Si prende la Naspi dopo una lunga assenza dal lavoro?


Scopra quando l’assenza ingiustificata impedisce il bonus disoccupazione e come le nuove regole sulle dimissioni incidono sui diritti dei lavoratori.

Perdere il lavoro è un evento che sposta subito l’attenzione del cittadino verso le tutele economiche previste dallo Stato. Molte persone si domandano spesso: si prende la Naspi dopo una lunga assenza dal lavoro? La risposta non è più automatica come poteva apparire in passato. La normativa recente ha introdotto cambiamenti profondi che mirano a colpire chi abbandona il posto senza seguire le procedure formali. L’Inps ha chiarito che non basta smettere di presentarsi in ufficio per ottenere il sussidio di disoccupazione. Esiste oggi una distinzione fondamentale tra chi subisce un licenziamento e chi, con il suo comportamento di assenza, manifesta nei fatti la volontà di andarsene. Questa differenza determina in modo netto la possibilità di ricevere l’assegno mensile. Chi non rispetta i tempi previsti dai contratti collettivi rischia infatti di rimanere senza protezione economica. È essenziale conoscere bene queste regole pratiche per evitare di perdere un diritto a causa di una scelta sbagliata o di una semplice dimenticanza burocratica.

Cosa sono le dimissioni per fatti concludenti?

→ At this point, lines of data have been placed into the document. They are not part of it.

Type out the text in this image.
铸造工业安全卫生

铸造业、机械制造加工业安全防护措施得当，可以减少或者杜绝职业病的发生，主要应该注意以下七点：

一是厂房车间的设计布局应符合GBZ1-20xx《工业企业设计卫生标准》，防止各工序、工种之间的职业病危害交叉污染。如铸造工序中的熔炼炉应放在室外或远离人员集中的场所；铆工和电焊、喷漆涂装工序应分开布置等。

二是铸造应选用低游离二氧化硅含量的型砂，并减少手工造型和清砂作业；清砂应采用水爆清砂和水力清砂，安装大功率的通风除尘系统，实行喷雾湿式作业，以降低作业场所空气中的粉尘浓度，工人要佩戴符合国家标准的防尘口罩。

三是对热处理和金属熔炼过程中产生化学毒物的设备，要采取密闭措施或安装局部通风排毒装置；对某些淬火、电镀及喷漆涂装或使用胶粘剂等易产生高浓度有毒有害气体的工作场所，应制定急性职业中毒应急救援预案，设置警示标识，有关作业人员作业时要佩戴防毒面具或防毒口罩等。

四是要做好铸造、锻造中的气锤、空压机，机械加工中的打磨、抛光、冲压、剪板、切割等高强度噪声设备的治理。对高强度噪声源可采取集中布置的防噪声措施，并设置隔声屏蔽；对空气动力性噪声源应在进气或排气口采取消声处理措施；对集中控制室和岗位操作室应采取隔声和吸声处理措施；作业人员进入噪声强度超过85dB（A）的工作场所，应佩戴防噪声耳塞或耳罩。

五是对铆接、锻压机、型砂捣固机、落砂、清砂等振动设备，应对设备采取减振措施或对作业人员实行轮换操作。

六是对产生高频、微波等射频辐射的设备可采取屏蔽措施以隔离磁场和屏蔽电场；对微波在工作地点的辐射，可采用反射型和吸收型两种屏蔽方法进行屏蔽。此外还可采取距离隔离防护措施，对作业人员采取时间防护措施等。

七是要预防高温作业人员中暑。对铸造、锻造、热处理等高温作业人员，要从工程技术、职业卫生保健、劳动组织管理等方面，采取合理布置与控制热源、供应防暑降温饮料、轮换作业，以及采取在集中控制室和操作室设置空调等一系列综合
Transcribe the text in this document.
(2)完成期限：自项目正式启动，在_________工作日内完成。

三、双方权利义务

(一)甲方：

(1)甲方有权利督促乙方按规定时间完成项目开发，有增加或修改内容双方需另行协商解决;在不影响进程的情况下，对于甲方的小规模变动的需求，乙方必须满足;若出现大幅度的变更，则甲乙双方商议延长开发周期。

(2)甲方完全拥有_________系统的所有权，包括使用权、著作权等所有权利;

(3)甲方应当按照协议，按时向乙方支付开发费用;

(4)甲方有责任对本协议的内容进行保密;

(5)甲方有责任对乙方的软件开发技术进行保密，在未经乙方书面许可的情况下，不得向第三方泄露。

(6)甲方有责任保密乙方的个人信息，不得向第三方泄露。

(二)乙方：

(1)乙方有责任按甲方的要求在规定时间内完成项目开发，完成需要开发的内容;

Le dimissioni per fatti concludenti rappresentano una novità introdotta per gestire quei casi in cui un dipendente sparisce dal posto di lavoro senza dare spiegazioni e senza inviare la comunicazione formale tramite il portale del Ministero del Lavoro. In passato, questa situazione metteva il datore di lavoro in una posizione difficile. Egli era costretto a licenziare il dipendente per giusta causa, pagando anche il cosiddetto ticket di licenziamento e permettendo al lavoratore di percepire la disoccupazione. La nuova legge (legge 203/2024) ha integrato il codice per evitare questo paradosso. La nuova norma stabilisce che se un lavoratore si assenta in modo ingiustificato oltre il termine previsto dal contratto collettivo nazionale (Ccnl), o in mancanza di questo oltre i 15 giorni, il rapporto si intende risolto per volontà dell’addetto stesso.

In questo scenario, il datore di lavoro comunica l’evento all’Ispettorato nazionale del lavoro. Il rapporto cessa non per una scelta dell’azienda, ma per un comportamento del lavoratore che “conclude” nei fatti il contratto. Questa procedura semplifica la vita alle imprese ma crea un grosso ostacolo per chi sperava di ottenere il sussidio.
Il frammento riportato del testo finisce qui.